Augmentation of an existing macro-scale, multi-backbones robot with micron-scale motion capabilities is achieved by adding wires (red) inside the structure that can slide in and out of the tubular backbones. This allows modulation of the equilibrium shape. The robot still achieves large-scale (macro) motion using the tubular secondary backbones rigidly attached to the top red disc. By direct actuation, pushing and pulling on them, the continuum robot configuration changes.
The robot uses tubular secondary backbones to achieve the large scale of motion. By pushing and pulling on them, the continuum robot configuration changes. The addition of wires that can slide in and out of the tubular backbones enabled the research team to modulate the equilibrium shape.
Additionally, extensive testing is underway for the incorporation of optical coherence tomography, which is effectively “optical ultrasound” that allows imaging reflections from within tissue.

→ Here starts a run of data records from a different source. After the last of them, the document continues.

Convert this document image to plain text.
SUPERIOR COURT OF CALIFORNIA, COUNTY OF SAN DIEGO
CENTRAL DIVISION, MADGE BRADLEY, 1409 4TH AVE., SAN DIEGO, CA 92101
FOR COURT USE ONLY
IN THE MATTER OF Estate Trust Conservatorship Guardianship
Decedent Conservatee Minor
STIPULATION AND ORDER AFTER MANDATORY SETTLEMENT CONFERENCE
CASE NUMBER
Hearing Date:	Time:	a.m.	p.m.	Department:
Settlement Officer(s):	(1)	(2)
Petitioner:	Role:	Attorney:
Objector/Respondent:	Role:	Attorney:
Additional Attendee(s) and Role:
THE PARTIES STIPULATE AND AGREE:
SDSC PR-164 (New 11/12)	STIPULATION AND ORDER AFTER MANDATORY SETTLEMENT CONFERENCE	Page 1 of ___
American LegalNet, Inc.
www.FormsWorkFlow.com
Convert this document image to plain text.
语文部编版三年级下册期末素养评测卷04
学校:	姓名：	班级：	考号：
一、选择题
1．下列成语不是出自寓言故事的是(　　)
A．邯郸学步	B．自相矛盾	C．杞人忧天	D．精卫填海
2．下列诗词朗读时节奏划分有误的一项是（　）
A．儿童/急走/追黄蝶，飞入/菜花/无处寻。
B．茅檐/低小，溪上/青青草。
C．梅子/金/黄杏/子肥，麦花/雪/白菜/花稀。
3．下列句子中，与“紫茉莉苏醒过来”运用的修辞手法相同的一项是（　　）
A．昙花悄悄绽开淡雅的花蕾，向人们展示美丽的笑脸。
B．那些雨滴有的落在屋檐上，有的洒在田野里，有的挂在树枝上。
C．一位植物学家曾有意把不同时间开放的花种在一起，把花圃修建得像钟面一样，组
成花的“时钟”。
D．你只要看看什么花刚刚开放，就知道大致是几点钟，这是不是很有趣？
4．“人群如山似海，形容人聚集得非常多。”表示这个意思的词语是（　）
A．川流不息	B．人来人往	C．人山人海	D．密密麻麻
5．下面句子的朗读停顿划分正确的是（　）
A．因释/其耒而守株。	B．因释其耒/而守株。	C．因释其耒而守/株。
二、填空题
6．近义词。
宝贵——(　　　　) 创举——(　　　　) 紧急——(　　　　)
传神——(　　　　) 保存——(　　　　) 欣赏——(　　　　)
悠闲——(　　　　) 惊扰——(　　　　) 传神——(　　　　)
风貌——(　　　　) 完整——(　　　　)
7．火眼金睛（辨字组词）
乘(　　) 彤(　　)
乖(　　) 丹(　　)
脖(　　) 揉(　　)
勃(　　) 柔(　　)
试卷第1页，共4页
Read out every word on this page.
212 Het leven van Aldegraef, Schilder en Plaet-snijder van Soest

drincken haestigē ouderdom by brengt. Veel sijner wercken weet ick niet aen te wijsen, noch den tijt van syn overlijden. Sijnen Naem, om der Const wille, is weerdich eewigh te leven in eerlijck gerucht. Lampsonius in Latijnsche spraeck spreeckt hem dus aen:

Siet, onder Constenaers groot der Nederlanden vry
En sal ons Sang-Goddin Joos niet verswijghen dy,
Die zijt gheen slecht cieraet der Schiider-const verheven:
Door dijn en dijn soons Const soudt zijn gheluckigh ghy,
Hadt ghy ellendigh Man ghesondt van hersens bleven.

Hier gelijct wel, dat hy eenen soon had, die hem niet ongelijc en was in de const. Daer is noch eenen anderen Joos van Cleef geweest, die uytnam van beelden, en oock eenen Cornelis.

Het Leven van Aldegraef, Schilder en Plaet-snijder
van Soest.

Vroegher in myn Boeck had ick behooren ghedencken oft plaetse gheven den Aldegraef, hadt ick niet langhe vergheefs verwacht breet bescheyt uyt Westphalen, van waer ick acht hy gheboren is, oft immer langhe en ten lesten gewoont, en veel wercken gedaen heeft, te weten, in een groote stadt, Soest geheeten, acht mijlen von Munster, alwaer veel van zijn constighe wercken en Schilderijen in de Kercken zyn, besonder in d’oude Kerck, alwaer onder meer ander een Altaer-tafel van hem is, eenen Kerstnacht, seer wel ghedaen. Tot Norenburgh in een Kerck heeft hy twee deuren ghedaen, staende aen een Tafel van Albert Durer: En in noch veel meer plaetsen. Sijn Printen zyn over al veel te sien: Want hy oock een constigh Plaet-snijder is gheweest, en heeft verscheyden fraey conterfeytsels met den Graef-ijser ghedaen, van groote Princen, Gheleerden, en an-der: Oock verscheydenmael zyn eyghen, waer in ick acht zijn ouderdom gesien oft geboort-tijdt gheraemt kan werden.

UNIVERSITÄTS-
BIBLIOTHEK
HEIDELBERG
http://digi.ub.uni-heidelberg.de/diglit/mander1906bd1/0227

Simaan and his colleagues, mechanical engineering graduate student Giuseppe Del Giudice, Research Assistant Professor of Ophthalmology and Visual Science Jin-Hui Shen and physician Karen M. Joos, Joseph N. and Barbara H. Ellis Family Professor of Ophthalmology, have accomplished a preliminary integration of a custom-made OCT probe.
Joos’ particular research interest is the use of miniature OCT probes with robotic surgical tools to improve visualization for procedures inside the eye. Del Giudice’s expertise is in design and control of micro-continuum medical robots, specifically micromanipulation for ophthalmic surgery.
Extending the capabilities of a standard continuum robot in terms of micro-scale motion and targeting could have a deep impact in microsurgery by providing significantly increased dexterity, controllability and precision to surgeons or even the pioneering of previously impossible procedures, Simaan said.
The Vanderbilt Center for Technology Transfer and Commercialization has filed a provisional application for U.S. patent protection on the invention.
This research is supported by the National Science Foundation (Grant CMMI 1537659).